The capital structure of Ricketti Enterprises, Corporation, consists of ten million shares of common stock and 1 million warrants. Each warrant gives its owner the right to purchase one share of common stock for an exercise price of $15.

  The current price of xaviers share is 5554 floatation cost

the xavier construction the dynamic growth firm which pays no dividendanticipates a long run level of future earnings

  Tax questions

The tax act passed in 2001 raised the contribution limit on the IRA's from $2,000 to $5,000 by 2008. What impact, if any, would you expect this provision to have on the personal savings?

  What will be the estimation of his reserve funds

krishna spares Rs 24000 a year for a long time, and Rs.30,000 a year for a long time from that point. On the off chance that the rate of hobby is 9 percent intensified yearly, what will be the estimation of his reserve funds toward the end of 20 year..

  What''s the purpose of the exchange offer

Why was Newfield restructuring its business in 2013? What are the merits of the divestitures?

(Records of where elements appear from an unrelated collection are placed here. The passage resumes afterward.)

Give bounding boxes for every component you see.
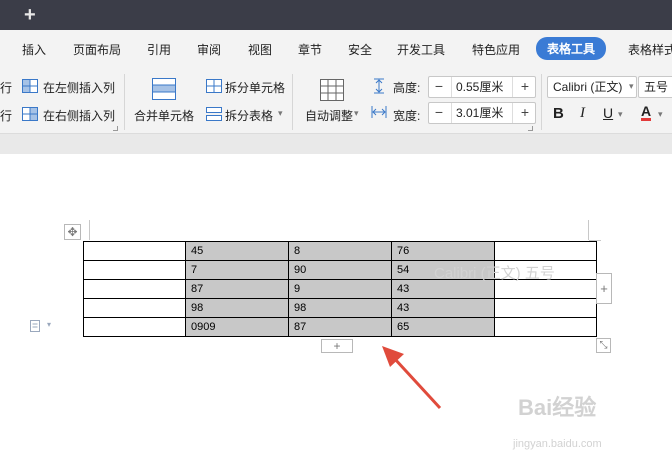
decrease-height-button[interactable]: − (429, 77, 449, 97)
underline-button[interactable]: U (603, 105, 613, 121)
table-cell[interactable] (83, 260, 186, 280)
dialog-launcher-icon[interactable] (528, 126, 533, 131)
chevron-down-icon[interactable]: ▾ (618, 109, 623, 120)
tab-chapter[interactable]: 章节 (298, 41, 322, 58)
increase-height-button[interactable]: + (515, 77, 535, 97)
tab-special-apps[interactable]: 特色应用 (472, 41, 520, 58)
tab-table-tools[interactable]: 表格工具 (536, 37, 607, 60)
add-column-button[interactable]: + (596, 273, 612, 304)
chevron-down-icon[interactable]: ▾ (354, 108, 359, 119)
table-cell[interactable]: 87 (288, 317, 392, 337)
height-label: 高度: (393, 81, 421, 95)
ribbon-toolbar: 行 行 在左侧插入列 在右侧插入列 合并单元格 拆分单元格 拆分表格 ▾ 自动调… (0, 68, 672, 134)
font-color-button[interactable]: A (641, 104, 652, 121)
split-cells-icon (206, 79, 222, 93)
auto-fit-icon (320, 79, 344, 101)
table-cell[interactable] (494, 317, 597, 337)
chevron-down-icon[interactable]: ▾ (278, 108, 283, 119)
table-row: 0909 87 65 (83, 317, 597, 337)
table-cell[interactable]: 9 (288, 279, 392, 299)
table-cell[interactable] (83, 241, 186, 261)
table-cell[interactable]: 87 (185, 279, 289, 299)
data-table: 45 8 76 7 90 54 87 9 43 98 98 43 0909 87 65 (83, 241, 597, 337)
merge-cells-button[interactable]: 合并单元格 (134, 107, 194, 124)
add-row-button[interactable]: + (321, 339, 353, 353)
increase-width-button[interactable]: + (515, 103, 535, 123)
insert-row-above-button[interactable]: 行 (0, 79, 12, 96)
row-height-icon (374, 78, 384, 94)
table-cell[interactable] (83, 317, 186, 337)
font-size-select[interactable]: 五号 (638, 76, 672, 98)
insert-row-below-button[interactable]: 行 (0, 107, 12, 124)
title-bar: + (0, 0, 672, 30)
height-stepper[interactable]: − 0.55厘米 + (428, 76, 536, 98)
tab-security[interactable]: 安全 (348, 41, 372, 58)
table-cell[interactable] (83, 298, 186, 318)
chevron-down-icon[interactable]: ▾ (629, 81, 634, 92)
font-name-select[interactable]: Calibri (正文) (547, 76, 637, 98)
split-table-button[interactable]: 拆分表格 (225, 107, 273, 124)
divider (124, 74, 125, 130)
table-move-handle-icon[interactable]: ✥ (64, 224, 81, 240)
table-cell[interactable] (83, 279, 186, 299)
dialog-launcher-icon[interactable] (113, 126, 118, 131)
table-cell[interactable]: 98 (288, 298, 392, 318)
insert-column-right-icon (22, 107, 38, 121)
table-cell[interactable] (494, 241, 597, 261)
font-name-value: Calibri (正文) (553, 80, 623, 94)
table-cell[interactable]: 7 (185, 260, 289, 280)
table-cell[interactable]: 0909 (185, 317, 289, 337)
auto-fit-button[interactable]: 自动调整 (305, 107, 353, 124)
table-cell[interactable] (494, 298, 597, 318)
margin-mark (588, 220, 589, 240)
annotation-arrow-icon (382, 346, 442, 410)
table-resize-icon[interactable]: ⤡ (596, 338, 611, 353)
table-cell[interactable]: 45 (185, 241, 289, 261)
tab-developer-tools[interactable]: 开发工具 (397, 41, 445, 58)
tab-page-layout[interactable]: 页面布局 (73, 41, 121, 58)
tab-view[interactable]: 视图 (248, 41, 272, 58)
table-cell[interactable]: 98 (185, 298, 289, 318)
decrease-width-button[interactable]: − (429, 103, 449, 123)
divider (541, 74, 542, 130)
margin-mark (89, 220, 90, 240)
table-cell[interactable]: 65 (391, 317, 495, 337)
table-cell[interactable]: 43 (391, 298, 495, 318)
tab-table-style[interactable]: 表格样式 (628, 41, 672, 58)
height-value[interactable]: 0.55厘米 (451, 77, 513, 97)
watermark-url: jingyan.baidu.com (513, 438, 602, 450)
table-cell[interactable]: 8 (288, 241, 392, 261)
chevron-down-icon[interactable]: ▾ (47, 320, 51, 329)
new-tab-button[interactable]: + (24, 3, 36, 27)
table-cell[interactable]: 76 (391, 241, 495, 261)
chevron-down-icon[interactable]: ▾ (658, 109, 663, 120)
tab-review[interactable]: 审阅 (197, 41, 221, 58)
insert-column-left-icon (22, 79, 38, 93)
bold-button[interactable]: B (553, 105, 564, 122)
document-page: ✥ 45 8 76 7 90 54 87 9 43 98 98 43 0909 87 65 + + ⤡ ▾ … (0, 154, 672, 468)
tab-references[interactable]: 引用 (147, 41, 171, 58)
width-label: 宽度: (393, 109, 421, 123)
table-row: 45 8 76 (83, 241, 597, 261)
paragraph-layout-icon[interactable] (29, 319, 43, 333)
insert-column-left-button[interactable]: 在左侧插入列 (43, 79, 115, 96)
width-stepper[interactable]: − 3.01厘米 + (428, 102, 536, 124)
merge-cells-icon (152, 78, 176, 100)
column-width-icon (371, 106, 387, 118)
table-cell[interactable]: 90 (288, 260, 392, 280)
font-size-value: 五号 (644, 80, 669, 94)
divider (292, 74, 293, 130)
split-cells-button[interactable]: 拆分单元格 (225, 79, 285, 96)
table-row: 98 98 43 (83, 298, 597, 318)
watermark-ghost-text: Calibri (正文) 五号 (434, 265, 555, 282)
page-gutter (0, 134, 672, 154)
tab-insert[interactable]: 插入 (22, 41, 46, 58)
insert-column-right-button[interactable]: 在右侧插入列 (43, 107, 115, 124)
watermark-brand: Bai经验 (518, 395, 597, 420)
split-table-icon (206, 107, 222, 121)
italic-button[interactable]: I (580, 105, 585, 122)
width-value[interactable]: 3.01厘米 (451, 103, 513, 123)
menu-bar: 插入 页面布局 引用 审阅 视图 章节 安全 开发工具 特色应用 表格工具 表格… (0, 30, 672, 68)
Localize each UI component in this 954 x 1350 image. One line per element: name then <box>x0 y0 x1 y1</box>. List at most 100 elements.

  Goodwin corp has revenues of 10686085 costs of 8014564

goodwin corp. has revenues of 10686085 costs of 8014564 interest payments of 412375 and a tax rate of 34 percent. it

  Compare the risks of these portfolios to the market

Calculate the betas for portfolios A and B. Compare the risks of these portfolios to the market as well as to each other. Which portfolio is morerisky?

  What is the amount of costly trade credit

Currently, Langley is paying the supplier the full amount due on day 45 but it is considering taking the discount paying on day 10, and replacing the trade credit with a bank loan that has a 10% annual cost.

Free Assignment Quote

Assured A++ Grade

Get guaranteed satisfaction & time on delivery in every assignment order you paid with us! We ensure premium quality solution document along with free turntin report!